Inclusion Criteria:

Only subjects who meet all of the following criteria will be eligible to participate in this study:

• Male patients
• Age ≥ 45 years
• Suspected presence of prostate inflammatory foci, defined according to the following criteria:
• PSA ≥ 2.6 ng/mL and age ≥ 50 and < 60 years (or ≥ 45 years if the patient has known family predisposition to carcinoma of the prostate) or,
• PSA ≥ 4.1 ng/mL and age ≥ 60 and < 75 years, and
• normal digito-rectal examination (DRE) (see section 5.2), and normal urine test with dipstick and/or microscopy carried out within 5 days of the baseline visit

• Patients willing and able to provide their written informed consent and to comply with study procedures.

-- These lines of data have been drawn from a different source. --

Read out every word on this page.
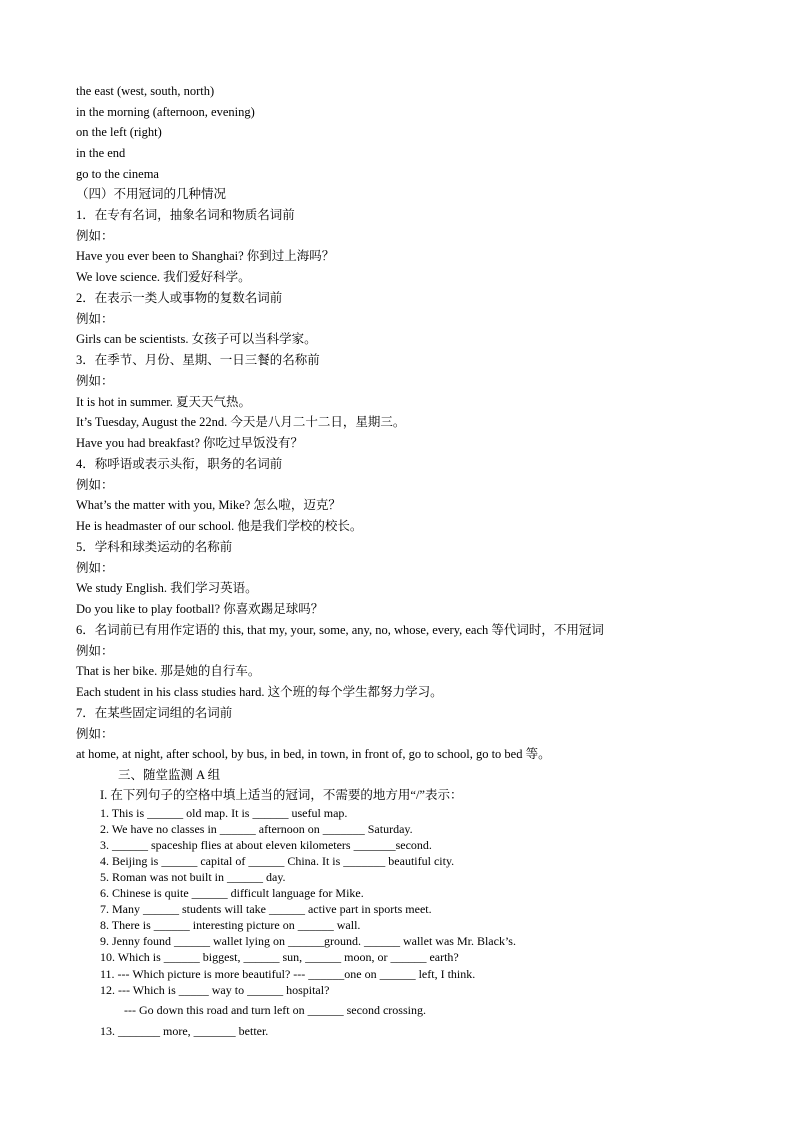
the east (west, south, north)
in the morning (afternoon, evening)
on the left (right)
in the end
go to the cinema
（四）不用冠词的几种情况
1．在专有名词，抽象名词和物质名词前
例如：
Have you ever been to Shanghai? 你到过上海吗？
We love science. 我们爱好科学。
2．在表示一类人或事物的复数名词前
例如：
Girls can be scientists. 女孩子可以当科学家。
3．在季节、月份、星期、一日三餐的名称前
例如：
It is hot in summer. 夏天天气热。
It’s Tuesday, August the 22nd. 今天是八月二十二日，星期三。
Have you had breakfast? 你吃过早饭没有？
4．称呼语或表示头衔，职务的名词前
例如：
What’s the matter with you, Mike? 怎么啦，迈克？
He is headmaster of our school. 他是我们学校的校长。
5．学科和球类运动的名称前
例如：
We study English. 我们学习英语。
Do you like to play football? 你喜欢踢足球吗？
6．名词前已有用作定语的 this, that my, your, some, any, no, whose, every, each 等代词时，不用冠词
例如：
That is her bike. 那是她的自行车。
Each student in his class studies hard. 这个班的每个学生都努力学习。
7．在某些固定词组的名词前
例如：
at home, at night, after school, by bus, in bed, in town, in front of, go to school, go to bed 等。
三、随堂监测 A 组
I. 在下列句子的空格中填上适当的冠词，不需要的地方用“/”表示：
1. This is ______ old map. It is ______ useful map.
2. We have no classes in ______ afternoon on _______ Saturday.
3. ______ spaceship flies at about eleven kilometers _______second.
4. Beijing is ______ capital of ______ China. It is _______ beautiful city.
5. Roman was not built in ______ day.
6. Chinese is quite ______ difficult language for Mike.
7. Many ______ students will take ______ active part in sports meet.
8. There is ______ interesting picture on ______ wall.
9. Jenny found ______ wallet lying on ______ground. ______ wallet was Mr. Black’s.
10. Which is ______ biggest, ______ sun, ______ moon, or ______ earth?
11. --- Which picture is more beautiful? --- ______one on ______ left, I think.
12. --- Which is _____ way to ______ hospital?
--- Go down this road and turn left on ______ second crossing.
13. _______ more, _______ better.
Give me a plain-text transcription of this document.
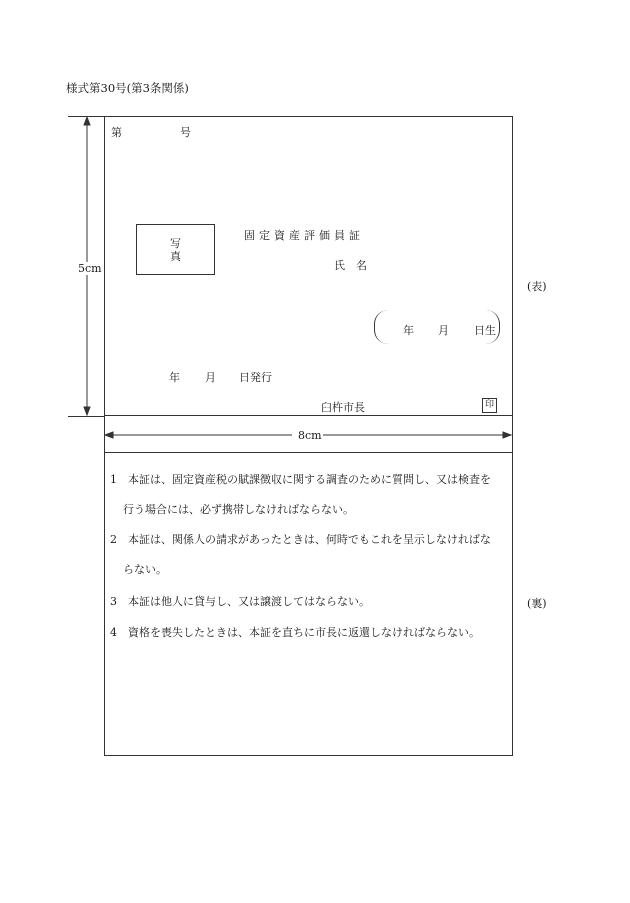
様式第30号(第3条関係)
第	号
写
真
固定資産評価員証
氏　名
年 月 日生
年 月 日発行
臼杵市長	印
(表)
5cm
8cm
1　 本証は、固定資産税の賦課徴収に関する調査のために質問し、又は検査を
行う場合には、必ず携帯しなければならない。
2　 本証は、関係人の請求があったときは、何時でもこれを呈示しなければな
らない。
3　 本証は他人に貸与し、又は譲渡してはならない。
4　 資格を喪失したときは、本証を直ちに市長に返還しなければならない。
(裏)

  • Patients with LUTS/BPH on watchful waiting or already under treatment with alpha-blockers or 5-ARI (5-alpha reductase inhibitors) for at least 6 months will also be considered eligible to participate in the study.

Exclusion Criteria:

Patients who meet any of the following criteria will not be eligible to participate in this study:

• Diagnosis of NIH class I-III prostatitis or clinical evidence of active acute urinary infection and/or known or suspected active bacterial infection at other sites;
• Diagnosis of prostate carcinoma (or PIN or ASAPS) or prior radical prostatectomy or radiotherapy or other treatments for prostate cancer;
• PSA > 20 ng/mL;
• PSA values (including high values) stable over time;
• Start of a pharmacological therapy with 5-ARI in subjects with LUTS/BPH;
• Permanent catheter;
• Prior treatment (within 4 weeks) with levofloxacin for genital-urinary infections;
• Known or suspected allergy to levofloxacin, including the excipients contained in the pharmacological preparation and/or confirmed tendency to photosensitivity reactions after fluoroquinolone therapy;
• Concomitant treatment with drugs not allowed in the study
• Reluctance to undergo prostate biopsy and/or risk of non-compliance;
• History or current evidence of alcohol or drug abuse in the last 12 months;
• History of any conditions that, in the opinion of the investigator, may confound the study results or create additional risks for the patient.
• Participation in any study of investigational or marketed drugs within 30 days before the baseline visit or during the study.